Êtes-vous flexisexuel ?
photo : Sacha Goldberger
photo : Sacha Goldberger

Je sacrifie très peu au rite des soirées littéraires, je l’avoue, et préfère bien souvent rester chez moi à lire ou à écrire, plutôt que de me pavaner au milieu d’écrivains, fussent-ils authentiques, mais invariablement entourés d’écrivaillons et brasse-papiers en tout genre qui se la pètent presque autant que moi. Un soir que j’étais de bonne humeur, après bien des hésitations, je finis par me rendre à l’une de ces soirées. Là, une mondaine, s’approchant de moi me demande tout de go et la bouche en cul de poule quelle est ma raison sociale. Mon cerveau lent finit par comprendre que ladite haut perchée me demandait tout bêtement ce que je faisais dans la vie, quel était mon métier, quoi. Drôle d’approche, cela dit en passant : l’individu existe d’abord pour les autres parce qu’il a un métier, dont il doit faire la preuve. Et sinon, tu fais quoi dans la vie ? Combien de fois encore devrai-je subir cette question.
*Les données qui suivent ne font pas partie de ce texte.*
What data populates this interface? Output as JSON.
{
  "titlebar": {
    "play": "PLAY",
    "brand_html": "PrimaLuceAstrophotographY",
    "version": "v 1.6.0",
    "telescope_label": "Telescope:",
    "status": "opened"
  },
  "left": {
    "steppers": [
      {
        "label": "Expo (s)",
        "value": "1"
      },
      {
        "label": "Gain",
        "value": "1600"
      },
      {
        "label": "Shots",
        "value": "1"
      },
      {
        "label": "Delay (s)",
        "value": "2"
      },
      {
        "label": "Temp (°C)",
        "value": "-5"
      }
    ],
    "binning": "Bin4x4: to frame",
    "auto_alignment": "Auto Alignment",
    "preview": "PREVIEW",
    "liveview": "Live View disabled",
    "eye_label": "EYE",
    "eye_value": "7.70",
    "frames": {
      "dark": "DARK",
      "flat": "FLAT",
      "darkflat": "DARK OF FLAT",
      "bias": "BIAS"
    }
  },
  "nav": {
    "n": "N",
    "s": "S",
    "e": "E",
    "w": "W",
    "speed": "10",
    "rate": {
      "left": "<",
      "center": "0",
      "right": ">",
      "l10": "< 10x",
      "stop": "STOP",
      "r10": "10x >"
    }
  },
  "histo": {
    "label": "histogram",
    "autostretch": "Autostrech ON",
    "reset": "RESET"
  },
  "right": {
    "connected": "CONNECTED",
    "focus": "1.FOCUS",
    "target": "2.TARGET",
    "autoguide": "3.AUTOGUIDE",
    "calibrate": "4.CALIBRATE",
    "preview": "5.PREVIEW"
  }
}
Quand on me la pose, j’ai de plus en plus tendance à vouloir faire l’idiot, à répondre n’importe quoi, que je suis masseur du néant, chasseur d’œsophages, contemplateur de plats de lentilles froids, que sais-je. Cette fois-là, étant de bonne humeur, j’ai répondu en bon élève et dit que j’étais professeur. La belle a hoché la tête et s’en est allée, allez savoir pourquoi. Un petit prof chez les littérateurs, ma foi…

En lisant Le Monde, j’ai été rassuré : le jour est proche où on nous demandera d’afficher d’abord nos tendances sexuelles plutôt que de décliner notre raison sociââleux. Un article dudit journal nous apprend en effet que de l’autre côté de l’Atlantique, la mode, pour les filles, esr de se dire « flexisexuelles ». En voilà un mot joli ! La flexisexualité ? Ceux qui imaginaient déjà des prouesses kamasoutriques, pratiquées par des filles infiniment souples, avec lesquelles les parties de jambes en l’air évolueraient vers des sommets agiles vont être déçus. Sous ce néo-vocable branché se cache une réalité bien plus anodine : un comportement nouveau, nous apprend l’article, des femmes qui « ne sont pas homosexuelles ou bisexuelles, mais qui s’amusent à flirter et à embrasser les autres filles bien qu’elles aiment toujours avoir des relations sexuelles avec les hommes ». Wouf. Il ne s’agirait pas moins, apprend-on encore, que d’un « changement de mœurs », sérieusement étudié par chercheurs et sociologues. Une « experte en flexisexualité » – j’en vois qui rient – explique ainsi que les jeunes femmes semblent influencées par la sexualité des gays. « Les gens ont de plus en plus conscience, explique avec souplesse cette experte, qu’il ne faut pas nécessairement être cent pour cent gay pour aimer avoir un contact physique avec une personne du même sexe. » (Pas nécessairement cent pour cent gay, ça fait rêver, ça. Il faudra que je me demande sérieusement un jour quel est mon pourcentage de gayté).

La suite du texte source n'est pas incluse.